The water of the earth closer to the moon gets pulled under the influence of the moon’s gravitational force and causes high tide.
Spring Tides & Neap Tides
During the full moon and new moon days, the sun, the moon and the earth are in the same line and the tides are highest. These tides are called spring tides.
But when the moon is in its first and last quarter, the ocean waters get drawn in diagonally opposite directions by the gravitational pull of sun and moon resulting in low tides. These tides are called neap tides.
High tides have benefits High tides help in navigation. They raise the water level close to the shores. This helps the ships to arrive at the harbour more easily.
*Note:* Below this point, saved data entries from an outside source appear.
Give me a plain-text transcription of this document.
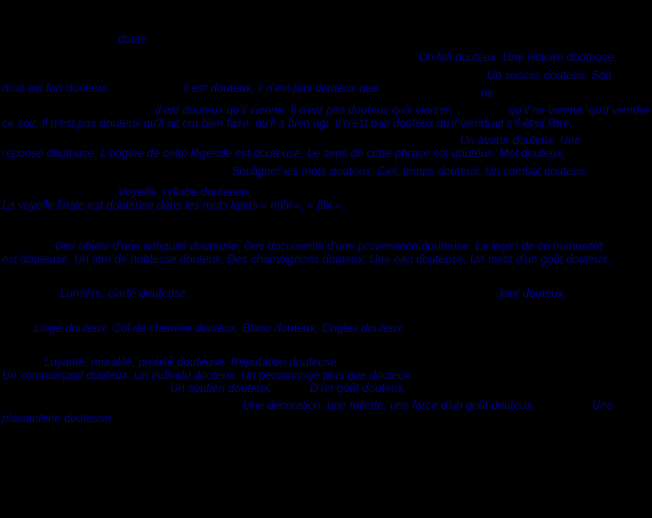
doute.
Un fait douteux. Une victoire douteuse,
Un succès douteux. Son
droit est fort douteux.	Il est douteux, il n'est pas douteux que	ne
Il est douteux qu'il vienne. Il n'est pas douteux qu'il vienne,	qu'il ne vienne, qu'il viendra
ce soir. Il n'est pas douteux qu'il ait cru bien faire, qu'il a bien agi. Il n'est pas douteux qu'il viendrait s'il était libre.
Un avenir douteux. Une
réponse douteuse. L'origine de cette légende est douteuse. Le sens de cette phrase est douteux. Mot douteux,
Souligner les mots douteux. Ciel, temps douteux. Un combat douteux,
Voyelle, syllabe douteuse,
La voyelle finale est douteuse dans les mots latins « mihi », « tibi ».
Des objets d'une antiquité douteuse. Des documents d'une provenance douteuse. La leçon de ce manuscrit
est douteuse. Un titre de noblesse douteux. Des champignons douteux. Une eau douteuse. Un mets d'un goût douteux,
Lumière, clarté douteuse,	Jour douteux,
Linge douteux. Col de chemise douteux. Blanc douteux. Ongles douteux.
Loyauté, moralité, probité douteuse. Réputation douteuse.
Un commerçant douteux. Un individu douteux. Un personnage plus que douteux.
Un soutien douteux.	D'un goût douteux,
Une décoration, une toilette, une farce d'un goût douteux.	Une
plaisanterie douteuse.
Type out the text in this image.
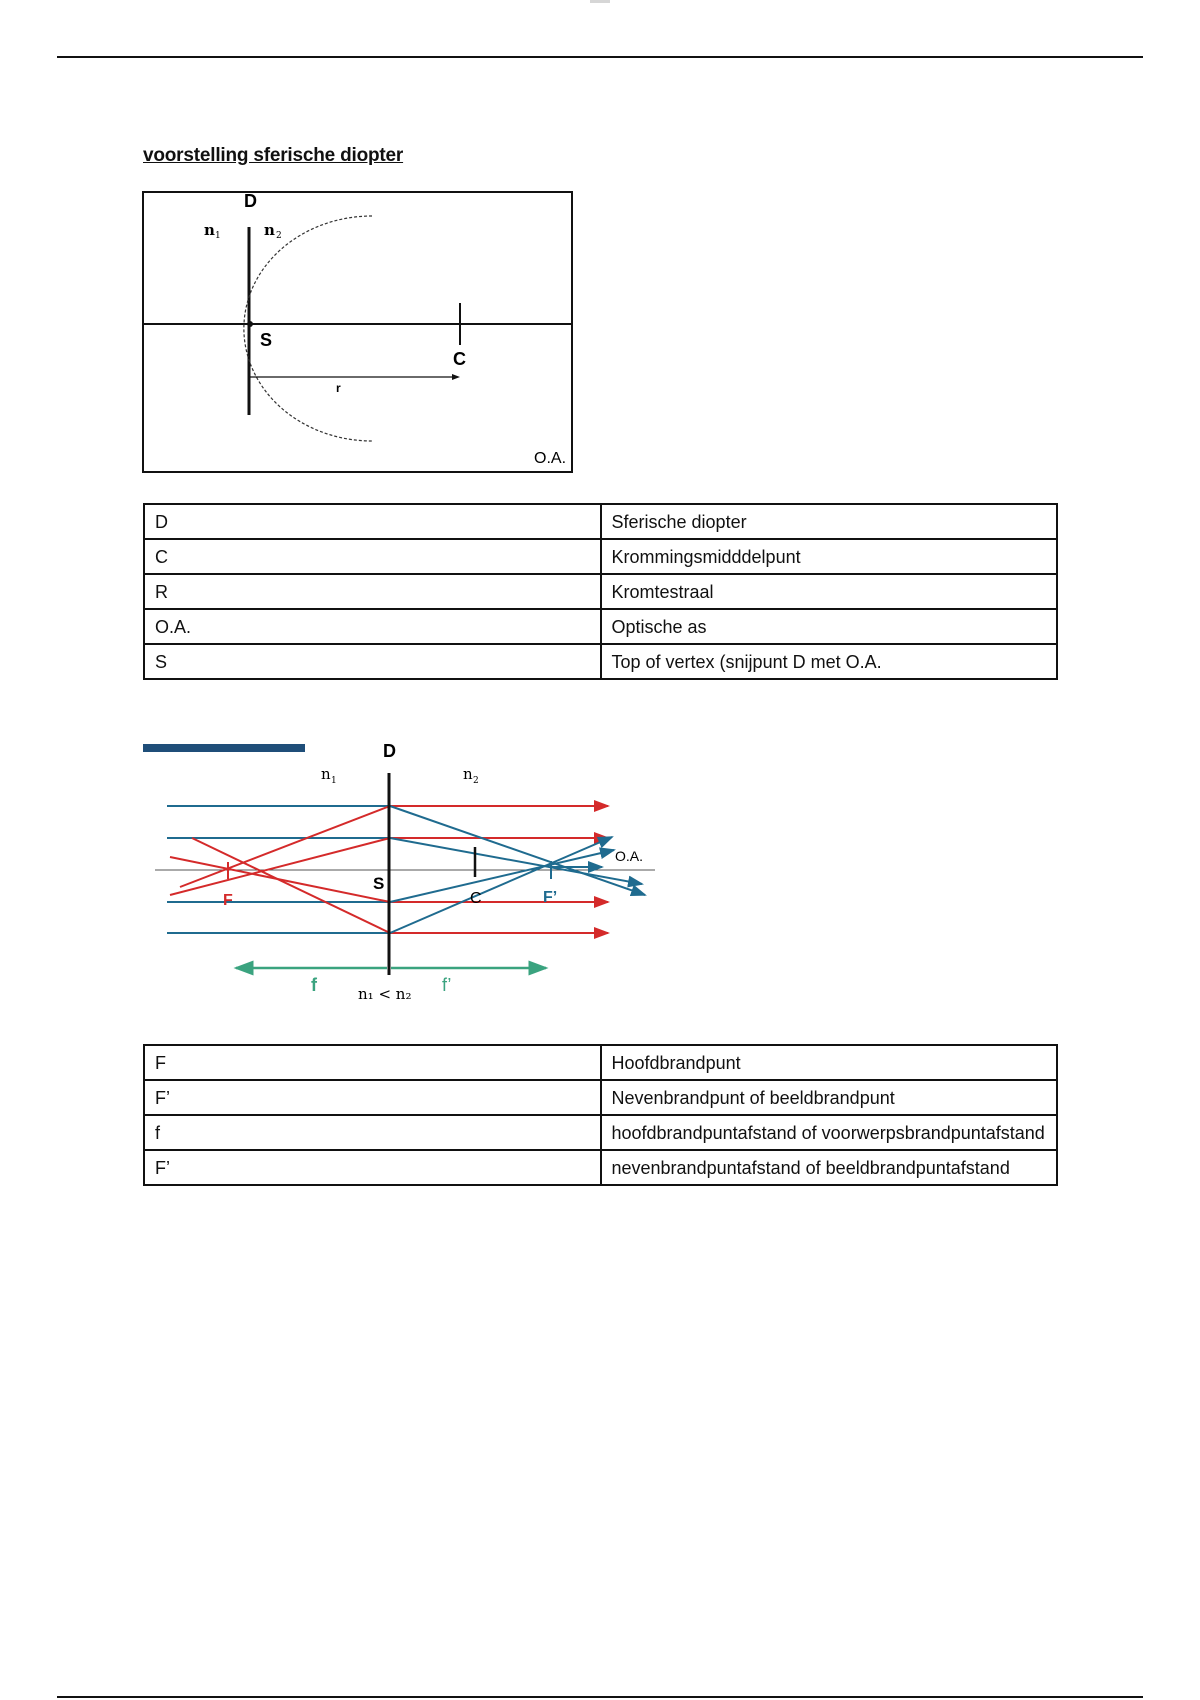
voorstelling sferische diopter
D
n 1	n 2
S
C
r
O.A.
D	Sferische diopter
C	Krommingsmidddelpunt
R	Kromtestraal
O.A.	Optische as
S	Top of vertex (snijpunt D met O.A.
D
n 1	n 2
O.A.
S
C
F	F’
f	f’
n₁ < n₂
F	Hoofdbrandpunt
F’	Nevenbrandpunt of beeldbrandpunt
f	hoofdbrandpuntafstand of voorwerpsbrandpuntafstand
F’	nevenbrandpuntafstand of beeldbrandpuntafstand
The high tides also help in fishing. Many more fish come closer to the shore during the high tide. This enables fishermen to get a plentiful catch.
The rise and fall of water due to tides is being used to generate electricity in some places.
Ocean currents are streams of water flowing constantly on the ocean surface in definite directions.
The ocean currents may be warm or cold.
Generally, the warm ocean currents originate near the equator and move towards the poles.
The cold currents carry water from polar or higher latitudes to tropical or lower latitudes.
The Labrador Ocean current is cold current while the Gulf Stream is a warm current.
The ocean current influence the temperature conditions of the area.
Warm currents bring about warm temperature over land surface.
The areas where the warm and cold currents meet provide the best fishing grounds of the world. Seas around Japan and the eastern coast of North America are such examples.
The areas where a warm and cold current meet also experience foggy weather making it difficult for navigation.